Hochleistungsdach aus Kunststoff
Jenseits einer Höhe von 2300 m erweist sich das Wetter als ernstzunehmender, alles entscheidender Faktor. Der Gipfel liegt weit über der Baumgrenze, ab der nicht einmal mehr Nadelhölzer wachsen. Die Region ist schneesicher von Oktober bis April. Die Eindeckung auf dem Restaurant wurde so geplant und ausgeführt, dass sie bei maximaler Nutzungsdauer wenig Wartung erfordert. Die insgesamt 450 m² große Dachfläche gliedert sich in ihrem Grundriss in drei annähernd quadratische Teilflächen, die unterschiedlich groß sind. Der Fachbetrieb, der sich auf Gebäudehüllen, Bedachungen und Blitzschutz konzentriert, verlegte Kunststoffdichtungsbahnen der Marke Sarnafil auf dem Gebäude.
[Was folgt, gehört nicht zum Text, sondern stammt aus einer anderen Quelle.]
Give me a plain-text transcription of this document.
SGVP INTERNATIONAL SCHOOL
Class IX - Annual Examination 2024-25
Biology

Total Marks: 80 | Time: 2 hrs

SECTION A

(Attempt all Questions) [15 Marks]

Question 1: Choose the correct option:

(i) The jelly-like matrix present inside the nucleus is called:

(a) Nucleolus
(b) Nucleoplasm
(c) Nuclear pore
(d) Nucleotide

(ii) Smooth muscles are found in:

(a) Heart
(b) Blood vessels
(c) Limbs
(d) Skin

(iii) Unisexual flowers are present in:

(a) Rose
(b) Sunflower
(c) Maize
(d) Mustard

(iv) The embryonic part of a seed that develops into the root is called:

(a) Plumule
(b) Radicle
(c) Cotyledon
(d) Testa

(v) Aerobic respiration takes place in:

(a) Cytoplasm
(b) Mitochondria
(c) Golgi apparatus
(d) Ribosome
Der Spenglermeister erklärt den Grund, warum diese Dichtungsbahnen des Schweizer Herstellers Sika zum Einsatz kamen: „Durch die Höhe war die Windsogfestigkeit eine Herausforderung, weil die Flachdachabdichtung ohne Beschwerungsschicht erstellt wurde. Die Dämmung und Abdichtungsfolie wurden kraftschlüssig miteinander verbunden. Zusätzlich wurde die Dämmung mittels mechanischer Befestigung mit dem Untergrund verbunden. Dazu wurden die Dämmplatten mit Dämmstoffhaltern auf das Holzelement geschraubt.“ Die Folien gibt es in drei Stärken zwischen 1,5 und 2,0 mm sowie in verschiedenen Befestigungsarten. Möglich sind sowohl die lose Verlegung, eine mechanische Befestigung als auch das vollflächige Verkleben. „Wir haben die PVC-Abdichtung G 410-18 EL Felt im Farbton Bleigrau vollflächig auf der PUR-Dämmung verklebt“, ergänzt der Fachmann. Eine Vliesbeschichtung auf der Unterseite der Bahnen sorgt dafür, dass sich das Material auch unter ungünstigen Windbedingungen zügig und sicher befestigen lässt.
Aufs Extreme vorbereitet
Eine Katastrophe wäre das Letzte, was sich Skifahrer und Ausflügler auf dem Gipfel wünschen. Das Spezialdach bietet daher Schutz vor vielen Umwelteinflüssen gleichzeitig. Die recyclebaren Kunststoffbahnen, die sich schweißen lassen, widerstehen außer Hitze und Kälte auch Hagelschlag, mechanischer Einwirkung und sogar Mikroorganismen. Jede Abdichtungsbahn besteht aus mehreren Schichten. Zwischen den Kunststofflagen aus PVC ist Glasvlies eingearbeitet, das die Formstabilität einer Bahn garantiert und Maßveränderungen verhindert. „Diese Flachdacharbeiten, die wir ausgeführt haben, sind auch unter der Bezeichnung Nacktdach bekannt“, gesteht der Geschäftsführer lächelnd ein. Die Bless AG setzte jedoch ganz auf fundiertes Spenglerhandwerk, um die Konstruktion bautechnisch gegen die Witterung zu wappnen. „Die Sika-Hochleistungs-Kunststoffabdichtung wurde auf einer 80 bis 200 mm starken PU-Dämmung verlegt“, sagt der Unternehmer. Das Team montierte ein Schneefangsystem aus 23 kastenförmigen Barrieren auf der größten Dachfläche. Diese Barrieren wurden mit Kunststoffbahnen bedeckt, damit sie optimal vor dem Wetter geschützt sind und ihre Funktion langfristig erfüllen können. Der Fachbetrieb dichtete auch die Attika, die rund um die Bedachung verläuft, mit Kunststoffbahnen ab. Die Attika und die Schneebarrieren verhindern zuverlässig, dass Dachlawinen entstehen oder herabstürzen.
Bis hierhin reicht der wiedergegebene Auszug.